- The Picture Maker includes a portrait of Steven Spielberg and a single-channel video projection
- Artist: Kate Capshaw
- Year: 2025
- Medium: Oil on linen, video projection
- Subject: Steven Spielberg
- Location: National Portrait Gallery, Washington, D.C.;

= The Picture Maker =

2025 artwork by Kate Capshaw

The Picture Maker is a 2025 artwork by Kate Capshaw of her husband, filmmaker Steven Spielberg. It was commissioned by the National Portrait Gallery as part of the exhibition "Portrait of a Nation: 2025 Honorees". The artwork includes a portrait of Spielberg against a black background and a single-channel video projection with excerpts from films Spielberg shot during his youth, including scenes from his 1964 directorial debut Firelight.

==Background==
Retired actress Kate Capshaw, the wife of American filmmaker Steven Spielberg, began taking art classes in 2001 with her daughter after Spielberg observed their children had a talent with drawing, noting "This might be coming from your side — have you ever taken a class?" Capshaw's interest in drawing and painting came later in life, partly due to a lack of available art electives at her school in Ferguson, Missouri. While learning to paint, Capshaw focused on portraying faces due to decades of experience capturing people's emotions not only through acting, but also through photography.
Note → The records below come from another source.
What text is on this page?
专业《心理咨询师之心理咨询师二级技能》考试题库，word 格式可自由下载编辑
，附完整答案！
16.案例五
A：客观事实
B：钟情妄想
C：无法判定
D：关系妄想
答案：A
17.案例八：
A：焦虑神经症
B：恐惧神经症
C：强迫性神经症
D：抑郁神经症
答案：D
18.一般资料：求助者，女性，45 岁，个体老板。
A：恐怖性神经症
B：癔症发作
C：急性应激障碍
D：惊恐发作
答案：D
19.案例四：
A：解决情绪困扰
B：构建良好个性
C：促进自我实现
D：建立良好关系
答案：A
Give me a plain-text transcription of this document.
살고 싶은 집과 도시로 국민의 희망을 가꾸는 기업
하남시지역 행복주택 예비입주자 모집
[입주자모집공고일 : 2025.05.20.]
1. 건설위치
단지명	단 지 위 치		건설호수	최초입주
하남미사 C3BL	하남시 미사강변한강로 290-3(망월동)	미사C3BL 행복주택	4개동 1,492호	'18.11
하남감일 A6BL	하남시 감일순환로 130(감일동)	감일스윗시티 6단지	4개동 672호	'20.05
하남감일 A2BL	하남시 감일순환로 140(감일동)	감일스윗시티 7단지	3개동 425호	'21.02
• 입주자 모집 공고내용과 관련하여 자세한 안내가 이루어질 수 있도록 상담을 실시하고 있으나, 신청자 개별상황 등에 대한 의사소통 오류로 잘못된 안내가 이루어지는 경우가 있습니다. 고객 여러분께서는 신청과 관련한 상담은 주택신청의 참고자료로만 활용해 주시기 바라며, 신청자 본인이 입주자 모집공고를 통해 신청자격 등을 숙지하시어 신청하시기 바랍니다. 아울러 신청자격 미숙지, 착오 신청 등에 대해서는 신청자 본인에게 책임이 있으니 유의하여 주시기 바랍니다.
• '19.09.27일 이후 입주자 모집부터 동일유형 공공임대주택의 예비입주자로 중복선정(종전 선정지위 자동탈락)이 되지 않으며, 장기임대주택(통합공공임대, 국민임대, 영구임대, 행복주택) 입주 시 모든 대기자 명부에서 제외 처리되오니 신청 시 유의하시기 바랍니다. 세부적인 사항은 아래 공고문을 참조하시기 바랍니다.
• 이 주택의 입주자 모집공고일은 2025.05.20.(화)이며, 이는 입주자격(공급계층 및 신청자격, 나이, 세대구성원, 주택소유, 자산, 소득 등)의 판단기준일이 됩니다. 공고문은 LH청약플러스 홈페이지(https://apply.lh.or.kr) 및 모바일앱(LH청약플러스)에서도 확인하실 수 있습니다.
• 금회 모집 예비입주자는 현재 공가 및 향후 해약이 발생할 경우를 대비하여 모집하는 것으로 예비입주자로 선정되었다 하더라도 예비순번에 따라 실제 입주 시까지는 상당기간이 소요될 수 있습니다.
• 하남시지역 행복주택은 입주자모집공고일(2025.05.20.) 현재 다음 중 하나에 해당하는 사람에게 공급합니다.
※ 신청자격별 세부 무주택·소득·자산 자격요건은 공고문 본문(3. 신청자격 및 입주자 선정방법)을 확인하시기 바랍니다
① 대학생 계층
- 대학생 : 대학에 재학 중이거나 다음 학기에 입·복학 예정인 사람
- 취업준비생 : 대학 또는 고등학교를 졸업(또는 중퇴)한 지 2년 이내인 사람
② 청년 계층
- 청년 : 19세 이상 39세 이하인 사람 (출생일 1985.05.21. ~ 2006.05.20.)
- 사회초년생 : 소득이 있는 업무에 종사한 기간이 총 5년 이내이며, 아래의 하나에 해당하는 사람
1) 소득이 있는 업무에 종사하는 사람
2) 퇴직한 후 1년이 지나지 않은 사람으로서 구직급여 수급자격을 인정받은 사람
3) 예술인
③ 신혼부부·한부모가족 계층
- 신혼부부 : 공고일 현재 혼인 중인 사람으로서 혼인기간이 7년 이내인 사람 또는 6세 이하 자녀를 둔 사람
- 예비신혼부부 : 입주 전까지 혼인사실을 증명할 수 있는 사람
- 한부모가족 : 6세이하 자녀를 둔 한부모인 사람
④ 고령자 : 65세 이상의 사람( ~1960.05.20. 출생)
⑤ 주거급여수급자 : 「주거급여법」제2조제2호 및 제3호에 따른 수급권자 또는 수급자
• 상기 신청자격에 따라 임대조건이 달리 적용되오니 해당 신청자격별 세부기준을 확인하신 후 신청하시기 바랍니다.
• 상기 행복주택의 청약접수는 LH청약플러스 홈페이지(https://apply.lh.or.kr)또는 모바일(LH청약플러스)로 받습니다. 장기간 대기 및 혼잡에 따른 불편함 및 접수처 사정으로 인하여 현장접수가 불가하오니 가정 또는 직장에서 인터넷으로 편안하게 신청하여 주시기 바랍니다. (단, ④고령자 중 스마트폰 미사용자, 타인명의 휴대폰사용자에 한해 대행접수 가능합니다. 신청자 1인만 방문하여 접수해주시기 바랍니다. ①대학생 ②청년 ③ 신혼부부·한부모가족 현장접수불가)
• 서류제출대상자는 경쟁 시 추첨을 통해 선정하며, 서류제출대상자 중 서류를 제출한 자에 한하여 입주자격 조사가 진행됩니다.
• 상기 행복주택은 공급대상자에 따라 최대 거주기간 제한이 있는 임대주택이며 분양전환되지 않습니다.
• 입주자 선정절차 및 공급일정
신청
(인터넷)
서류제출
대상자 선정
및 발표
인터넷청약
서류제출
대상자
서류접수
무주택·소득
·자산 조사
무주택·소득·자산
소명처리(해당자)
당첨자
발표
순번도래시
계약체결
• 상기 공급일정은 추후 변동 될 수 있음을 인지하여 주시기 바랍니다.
By 2016 her interest was painting people who are not commonly portrayed, including those experiencing homelessness. She painted eight large portraits of homeless youth for the Hope Center in Los Angeles and later painted around a dozen more for the series "Unaccompanied". Kim Sajet, then-director of the National Portrait Gallery (NPG) in Washington, D.C., and curator Dorothy Moss took an interest in Capshaw's paintings and encouraged her to enter her work in the Outwin Boochever Portrait Competition. Capshaw was chosen as a finalist and three of her portraits were exhibited in 2019 at the NPG.

==Commission and exhibition==
In 2022 the NPG commissioned Capshaw to paint a portrait of Spielberg. She wanted a more intimate portrayal of her husband, saying "I wasn't going to put a camera in the portrait, and I wasn't going to put him on a director's chair, and he wasn't going to wear a baseball cap. I wasn't going to have ET flying in." She used a photograph of him sitting in their breakfast nook, smiling, and portrayed against a black background. Because Spielberg is not portrayed as a filmmaker, Capshaw opted to include another aspect to her work.

In addition to the oil on linen portrait, her artwork The Picture Maker includes excerpts of 8 mm, 16 mm, and 35 mm films Spielberg shot during his teens, including some never-before-seen footage and scenes from Spielberg's 1964 directorial debut Firelight, on a single-channel video projection. According to Capshaw, the footage shows inspiration for Spielberg's later films, including The Sugarland Express, West Side Story, and the Indiana Jones series.

The Picture Maker was first exhibited in 2025 as part of the NPG's "Portrait of a Nation: 2025 Honorees". The four works are on display in the NPG from December 2025 to November 2026. The three other works in the exhibition are a photograph of Jamie Dimon by Jason Alden, a portrait of Temple Grandin by David Lenz, and a drawing of Joy Harjo by Joel Daniel Phillips.